Book: Gilead, by Marianne Robinson.
Source: I picked it up because I read somewhere that it was good.
Findings: In the form of a long letter from an older father to his son, Gilead is an incredibly graceful and evocative look into (a) small town life, (b) the mid 20th Century in the United States, (c) American religious life, and (d) the human experience in general. It tells the story of a life of no more than the average level of drama and event, yet is quietly riveting. The spare, elegant writing style reminded me of Housekeeping, a book that I read for the Reading List project last year, yet I managed to be surprised anyway when I realized that two books are by the same writer. Where Housekeeping spoke in very spare language of momentous events in the narrator's biography, Gilead invests great emotional weight in the everyday. It is quite lovely.
Book: Titus Groan, by Mervyn Peake
Source: Karmasartre recommended it after I reviewed Sprawling Fantasy Epics a few months back.
Findings: The first book of the Gormanghast trilogy, Titus Groan is a coming-of-age fantasy novel as Edward Gorey might have written one. The book is populated by grotesque, parodical figures fulfilling their ceremonial roles in a vast, decadent provincial castle. Unlike the many fantasy tales where the point-of-view character is by definition good and his or her enemies evil, Titus Groan treats us to a world where no one really has much to recommend them in the way of moral fiber, and the most intelligent and dynamic member of the cast is also spectacularly self-serving. Written in the 1940s, this book can be read as a critique of both the blandness and blindness of traditional authority and of the limitations and hypocracies of anti-authoritarian movements. Or, it can just be enjoyed as a darkly funny imagined universe, beautifully realized outside of some long descriptive digressions that veer towards the purple. Either way, I'll definitely be back for the second installment.
Source: MyDogIsChelsea told me to buy it so her friend, who designed it, could keep his patent rights or something.
Findings: An attractive, entertaining, and nicely designed trick-taking card game played by two teams of two, Purgatory is similar to Hearts in terms of its gameplay, and likely to appeal to people who like the more common game. The deck has three suits (green, purple, and blue) with numbers 1 - 13, "devil" cards that carry a penalty (a bit like hearts in Hearts), and "angel" cards that work a bit like a permanent trump suit. The most innovative twist in the game is that the three six cards are particularly significant; making a mid-value card more important than high or low cards challenges a player to come up with new trump-taking strategies. Mrs.5000 and I got our butts handed to us on our initial outting with the game, but had fun just the same.
Rock Album: The Thermals, Now We Can See
Source: I would have got to it eventually anyway, but d alerted me to its release.
Findings: The Thermals are The Rose City's other band of brainiacs, less overtly theatrical and bookish than the Decemberists and considerably rougher and more noisy. But listen through the punk-flavored guitar attack, and you'll discover songwriting that is intelligent, clever, and pointed. This new album continues their general direction towards an increasingly spare lo-fi rock minimalism, and teaches us again that just because a guitar power trio is rocking the hell out doesn't mean that they don't have anything interesting to say.

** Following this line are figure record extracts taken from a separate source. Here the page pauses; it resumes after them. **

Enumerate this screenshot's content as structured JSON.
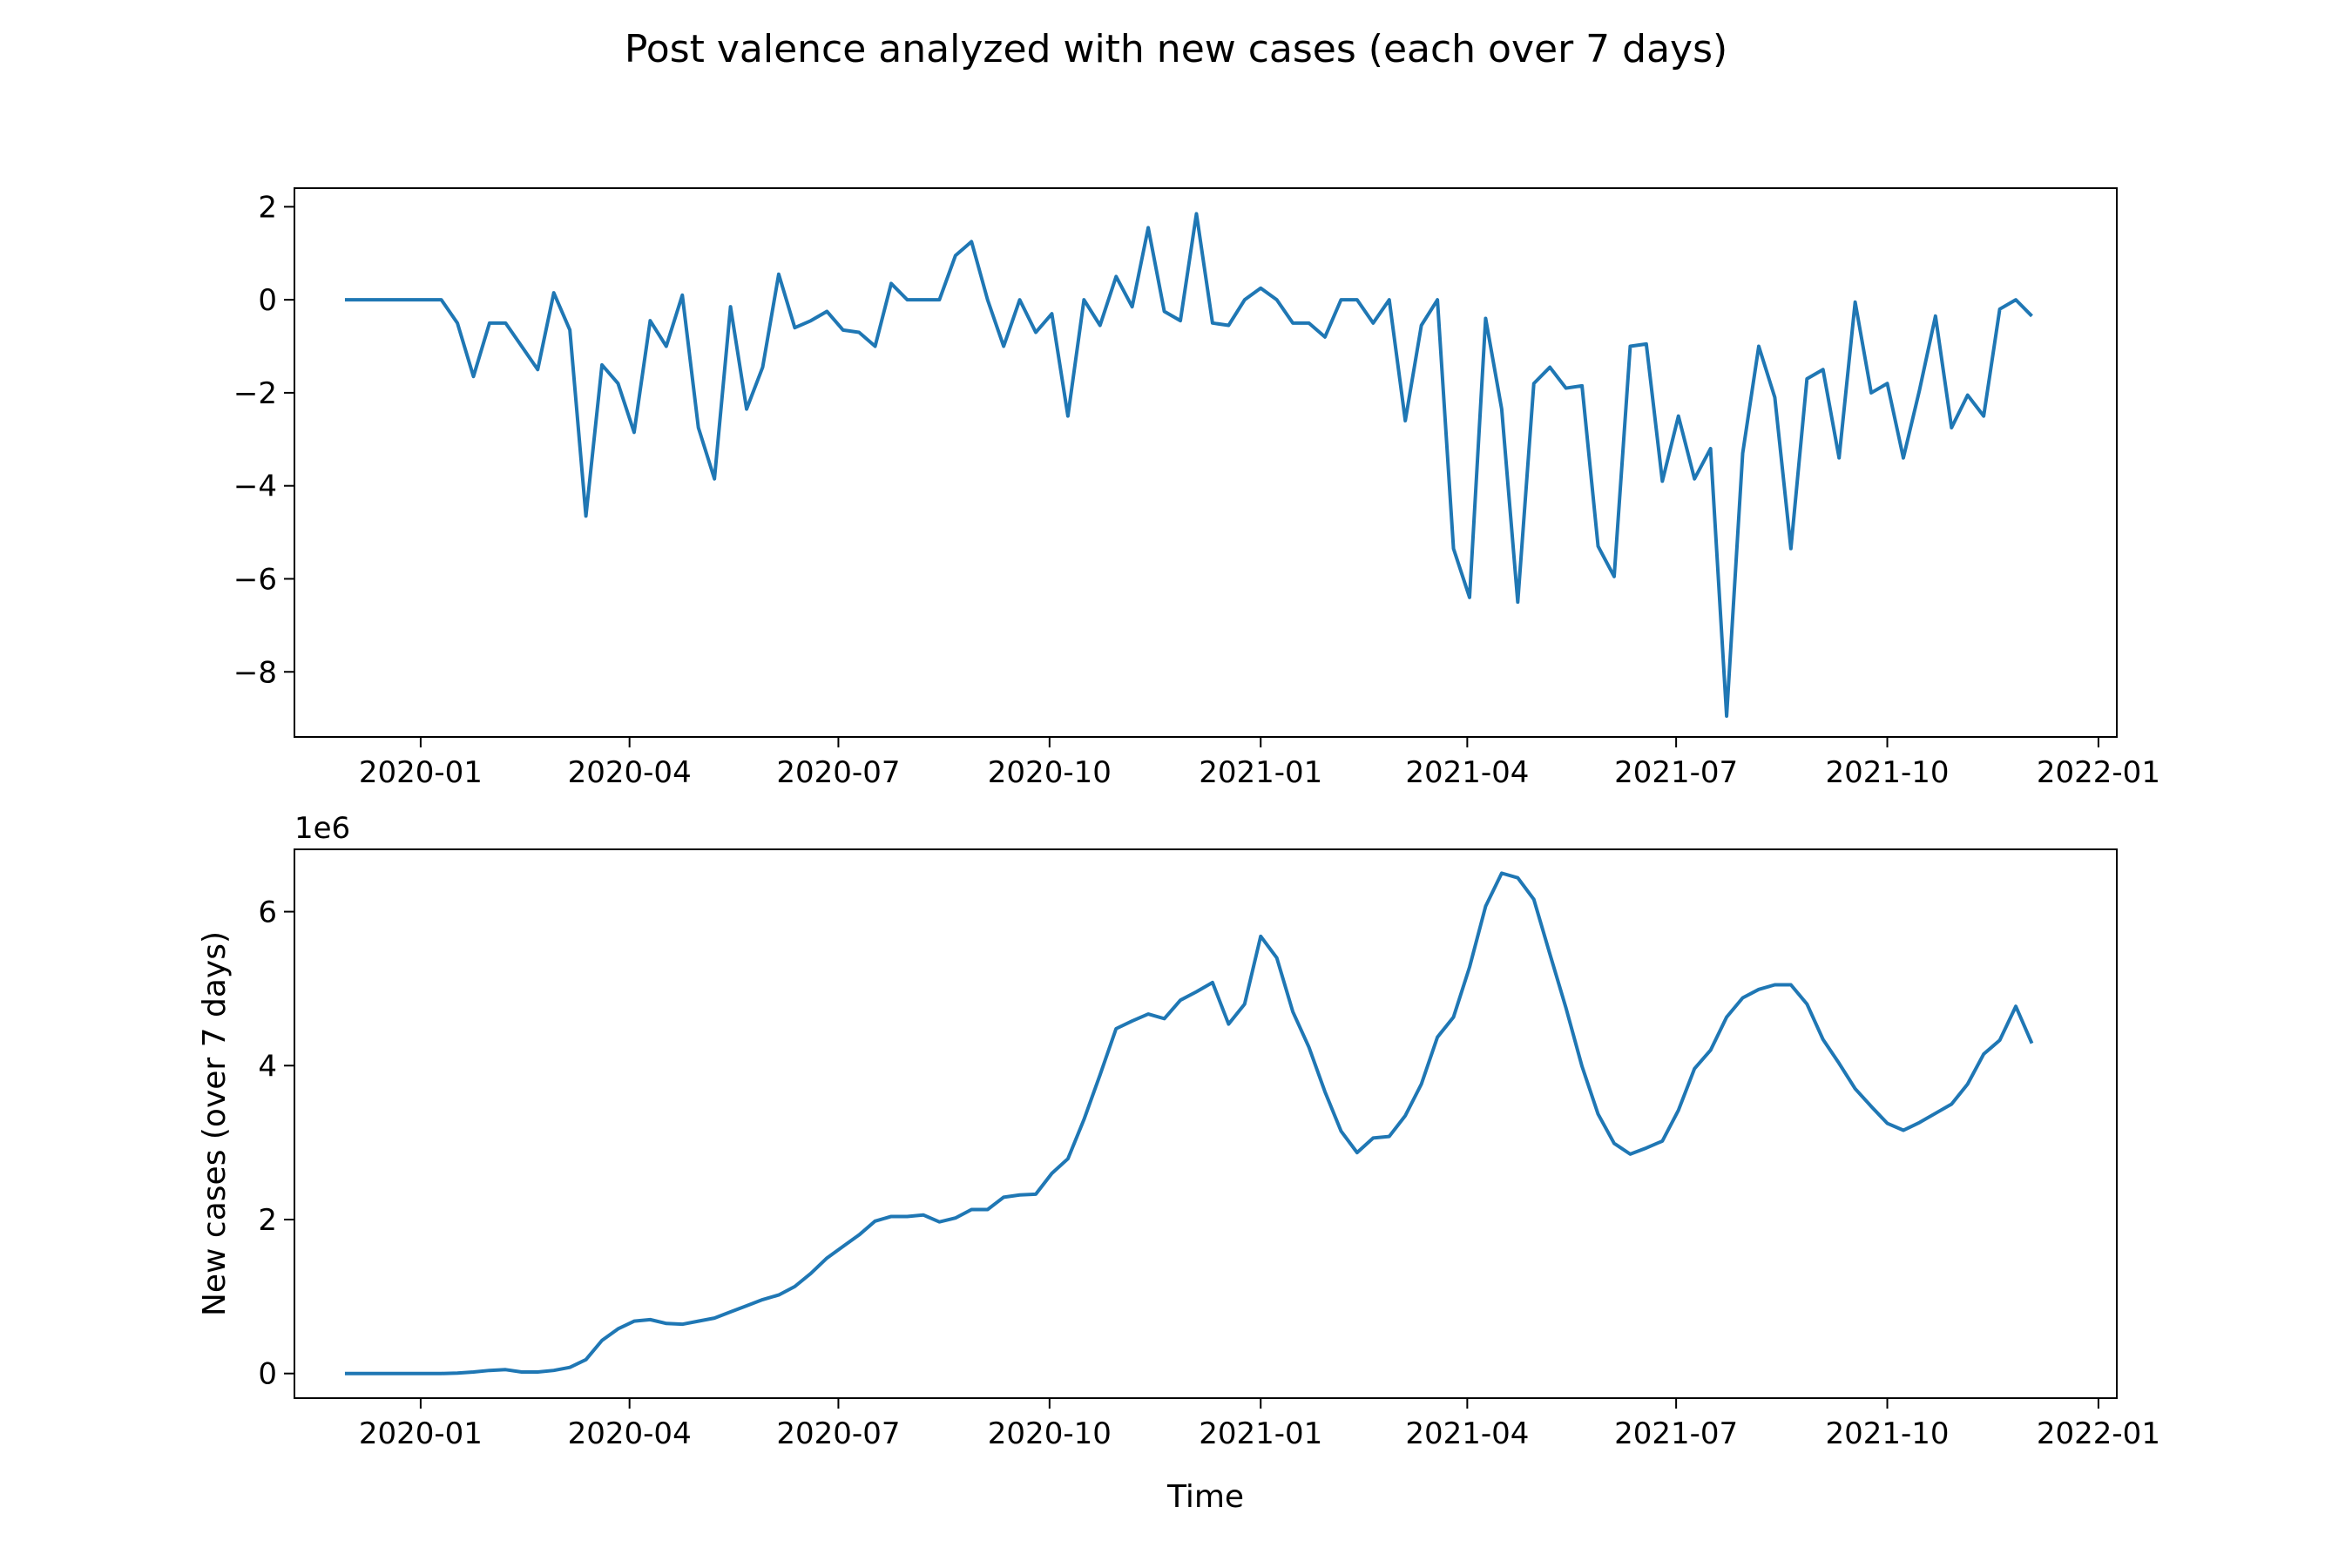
{
  "figure": {
    "title": "Post valence analyzed with new cases (each over 7 days)"
  },
  "chart_data": [
    {
      "type": "line",
      "title": "",
      "xlabel": "",
      "ylabel": "",
      "xlim": [
        "2019-11-07",
        "2022-01-09"
      ],
      "ylim": [
        -9.4,
        2.4
      ],
      "x_ticks": [
        "2020-01",
        "2020-04",
        "2020-07",
        "2020-10",
        "2021-01",
        "2021-04",
        "2021-07",
        "2021-10",
        "2022-01"
      ],
      "y_ticks": [
        "2",
        "0",
        "−2",
        "−4",
        "−6",
        "−8"
      ],
      "y_tick_values": [
        2,
        0,
        -2,
        -4,
        -6,
        -8
      ],
      "color": "#1f77b4",
      "grid": false,
      "series": [
        {
          "x": [
            "2019-11-29",
            "2019-12-06",
            "2019-12-13",
            "2019-12-20",
            "2019-12-27",
            "2020-01-03",
            "2020-01-10",
            "2020-01-17",
            "2020-01-24",
            "2020-01-31",
            "2020-02-07",
            "2020-02-14",
            "2020-02-21",
            "2020-02-28",
            "2020-03-06",
            "2020-03-13",
            "2020-03-20",
            "2020-03-27",
            "2020-04-03",
            "2020-04-10",
            "2020-04-17",
            "2020-04-24",
            "2020-05-01",
            "2020-05-08",
            "2020-05-15",
            "2020-05-22",
            "2020-05-29",
            "2020-06-05",
            "2020-06-12",
            "2020-06-19",
            "2020-06-26",
            "2020-07-03",
            "2020-07-10",
            "2020-07-17",
            "2020-07-24",
            "2020-07-31",
            "2020-08-07",
            "2020-08-14",
            "2020-08-21",
            "2020-08-28",
            "2020-09-04",
            "2020-09-11",
            "2020-09-18",
            "2020-09-25",
            "2020-10-02",
            "2020-10-09",
            "2020-10-16",
            "2020-10-23",
            "2020-10-30",
            "2020-11-06",
            "2020-11-13",
            "2020-11-20",
            "2020-11-27",
            "2020-12-04",
            "2020-12-11",
            "2020-12-18",
            "2020-12-25",
            "2021-01-01",
            "2021-01-08",
            "2021-01-15",
            "2021-01-22",
            "2021-01-29",
            "2021-02-05",
            "2021-02-12",
            "2021-02-19",
            "2021-02-26",
            "2021-03-05",
            "2021-03-12",
            "2021-03-19",
            "2021-03-26",
            "2021-04-02",
            "2021-04-09",
            "2021-04-16",
            "2021-04-23",
            "2021-04-30",
            "2021-05-07",
            "2021-05-14",
            "2021-05-21",
            "2021-05-28",
            "2021-06-04",
            "2021-06-11",
            "2021-06-18",
            "2021-06-25",
            "2021-07-02",
            "2021-07-09",
            "2021-07-16",
            "2021-07-23",
            "2021-07-30",
            "2021-08-06",
            "2021-08-13",
            "2021-08-20",
            "2021-08-27",
            "2021-09-03",
            "2021-09-10",
            "2021-09-17",
            "2021-09-24",
            "2021-10-01",
            "2021-10-08",
            "2021-10-15",
            "2021-10-22",
            "2021-10-29",
            "2021-11-05",
            "2021-11-12",
            "2021-11-19",
            "2021-11-26",
            "2021-12-03"
          ],
          "values": [
            0,
            0,
            0,
            0,
            0,
            0,
            0,
            -0.5,
            -1.65,
            -0.5,
            -0.5,
            -1,
            -1.5,
            0.15,
            -0.65,
            -4.65,
            -1.4,
            -1.8,
            -2.85,
            -0.45,
            -1,
            0.1,
            -2.75,
            -3.85,
            -0.15,
            -2.35,
            -1.45,
            0.55,
            -0.6,
            -0.45,
            -0.25,
            -0.65,
            -0.7,
            -1,
            0.35,
            0,
            0,
            0,
            0.95,
            1.25,
            0,
            -1,
            0,
            -0.7,
            -0.3,
            -2.5,
            0,
            -0.55,
            0.5,
            -0.15,
            1.55,
            -0.25,
            -0.45,
            1.85,
            -0.5,
            -0.55,
            0,
            0.25,
            0,
            -0.5,
            -0.5,
            -0.8,
            0,
            0,
            -0.5,
            0,
            -2.6,
            -0.55,
            0,
            -5.35,
            -6.4,
            -0.4,
            -2.35,
            -6.5,
            -1.8,
            -1.45,
            -1.9,
            -1.85,
            -5.3,
            -5.95,
            -1,
            -0.95,
            -3.9,
            -2.5,
            -3.85,
            -3.2,
            -8.95,
            -3.3,
            -1,
            -2.1,
            -5.35,
            -1.7,
            -1.5,
            -3.4,
            -0.05,
            -2,
            -1.8,
            -3.4,
            -1.95,
            -0.35,
            -2.75,
            -2.05,
            -2.5,
            -0.2,
            0,
            -0.35
          ]
        }
      ]
    },
    {
      "type": "line",
      "title": "",
      "xlabel": "Time",
      "ylabel": "New cases (over 7 days)",
      "offset_text": "1e6",
      "xlim": [
        "2019-11-07",
        "2022-01-09"
      ],
      "ylim": [
        -320000,
        6810000
      ],
      "x_ticks": [
        "2020-01",
        "2020-04",
        "2020-07",
        "2020-10",
        "2021-01",
        "2021-04",
        "2021-07",
        "2021-10",
        "2022-01"
      ],
      "y_ticks": [
        "0",
        "2",
        "4",
        "6"
      ],
      "y_tick_values": [
        0,
        2000000,
        4000000,
        6000000
      ],
      "color": "#1f77b4",
      "grid": false,
      "series": [
        {
          "x": [
            "2019-11-29",
            "2019-12-06",
            "2019-12-13",
            "2019-12-20",
            "2019-12-27",
            "2020-01-03",
            "2020-01-10",
            "2020-01-17",
            "2020-01-24",
            "2020-01-31",
            "2020-02-07",
            "2020-02-14",
            "2020-02-21",
            "2020-02-28",
            "2020-03-06",
            "2020-03-13",
            "2020-03-20",
            "2020-03-27",
            "2020-04-03",
            "2020-04-10",
            "2020-04-17",
            "2020-04-24",
            "2020-05-01",
            "2020-05-08",
            "2020-05-15",
            "2020-05-22",
            "2020-05-29",
            "2020-06-05",
            "2020-06-12",
            "2020-06-19",
            "2020-06-26",
            "2020-07-03",
            "2020-07-10",
            "2020-07-17",
            "2020-07-24",
            "2020-07-31",
            "2020-08-07",
            "2020-08-14",
            "2020-08-21",
            "2020-08-28",
            "2020-09-04",
            "2020-09-11",
            "2020-09-18",
            "2020-09-25",
            "2020-10-02",
            "2020-10-09",
            "2020-10-16",
            "2020-10-23",
            "2020-10-30",
            "2020-11-06",
            "2020-11-13",
            "2020-11-20",
            "2020-11-27",
            "2020-12-04",
            "2020-12-11",
            "2020-12-18",
            "2020-12-25",
            "2021-01-01",
            "2021-01-08",
            "2021-01-15",
            "2021-01-22",
            "2021-01-29",
            "2021-02-05",
            "2021-02-12",
            "2021-02-19",
            "2021-02-26",
            "2021-03-05",
            "2021-03-12",
            "2021-03-19",
            "2021-03-26",
            "2021-04-02",
            "2021-04-09",
            "2021-04-16",
            "2021-04-23",
            "2021-04-30",
            "2021-05-07",
            "2021-05-14",
            "2021-05-21",
            "2021-05-28",
            "2021-06-04",
            "2021-06-11",
            "2021-06-18",
            "2021-06-25",
            "2021-07-02",
            "2021-07-09",
            "2021-07-16",
            "2021-07-23",
            "2021-07-30",
            "2021-08-06",
            "2021-08-13",
            "2021-08-20",
            "2021-08-27",
            "2021-09-03",
            "2021-09-10",
            "2021-09-17",
            "2021-09-24",
            "2021-10-01",
            "2021-10-08",
            "2021-10-15",
            "2021-10-22",
            "2021-10-29",
            "2021-11-05",
            "2021-11-12",
            "2021-11-19",
            "2021-11-26",
            "2021-12-03"
          ],
          "values": [
            0,
            0,
            0,
            0,
            0,
            0,
            0,
            5000,
            20000,
            40000,
            50000,
            20000,
            20000,
            40000,
            80000,
            180000,
            430000,
            580000,
            680000,
            700000,
            650000,
            640000,
            680000,
            720000,
            800000,
            880000,
            960000,
            1020000,
            1130000,
            1300000,
            1500000,
            1650000,
            1800000,
            1980000,
            2040000,
            2040000,
            2060000,
            1970000,
            2020000,
            2130000,
            2130000,
            2290000,
            2320000,
            2330000,
            2600000,
            2790000,
            3300000,
            3880000,
            4480000,
            4580000,
            4670000,
            4610000,
            4850000,
            4960000,
            5080000,
            4540000,
            4800000,
            5680000,
            5400000,
            4700000,
            4240000,
            3660000,
            3150000,
            2870000,
            3060000,
            3080000,
            3350000,
            3760000,
            4370000,
            4630000,
            5280000,
            6070000,
            6500000,
            6440000,
            6160000,
            5450000,
            4750000,
            3990000,
            3370000,
            2990000,
            2850000,
            2930000,
            3020000,
            3420000,
            3960000,
            4200000,
            4630000,
            4880000,
            4990000,
            5050000,
            5050000,
            4800000,
            4340000,
            4030000,
            3700000,
            3470000,
            3250000,
            3160000,
            3260000,
            3380000,
            3500000,
            3760000,
            4150000,
            4330000,
            4770000,
            4290000
          ]
        }
      ]
    }
  ]
}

Book: Data Flow: Visualizing Information in Graphic Design
Source: I think I saw this one on bioephemera, maybe?
Findings: Graphical presentation of information is incredibly important to clear thinking. The ubiquity of Microsoft Office products, the graphical capabilities of which are bizarrely rigid and underdeveloped, has been disastrous to information visualization, so I was excited to see a text that could counterbalance the brilliant but idiosyncratic and unsystematic work of Edward Tufte in this field. Sadly, Data Flow is mostly a portfolio of truly awful graphic design that does more to obscure than convey information. With only a few exceptions -- notably, Jessica Hagy's droll hand-drawn graphical cartoons -- the work in this book abuses the capabilities of computer graphics to create images that are garish, busy, opaque, and often obnoxiously smug in their own cleverness. The ghost of the jagged, sloppy wave of early '90s graphic design infuses this work, so much so that I double-checked to make sure that this was really a new book. Depressingly, it is.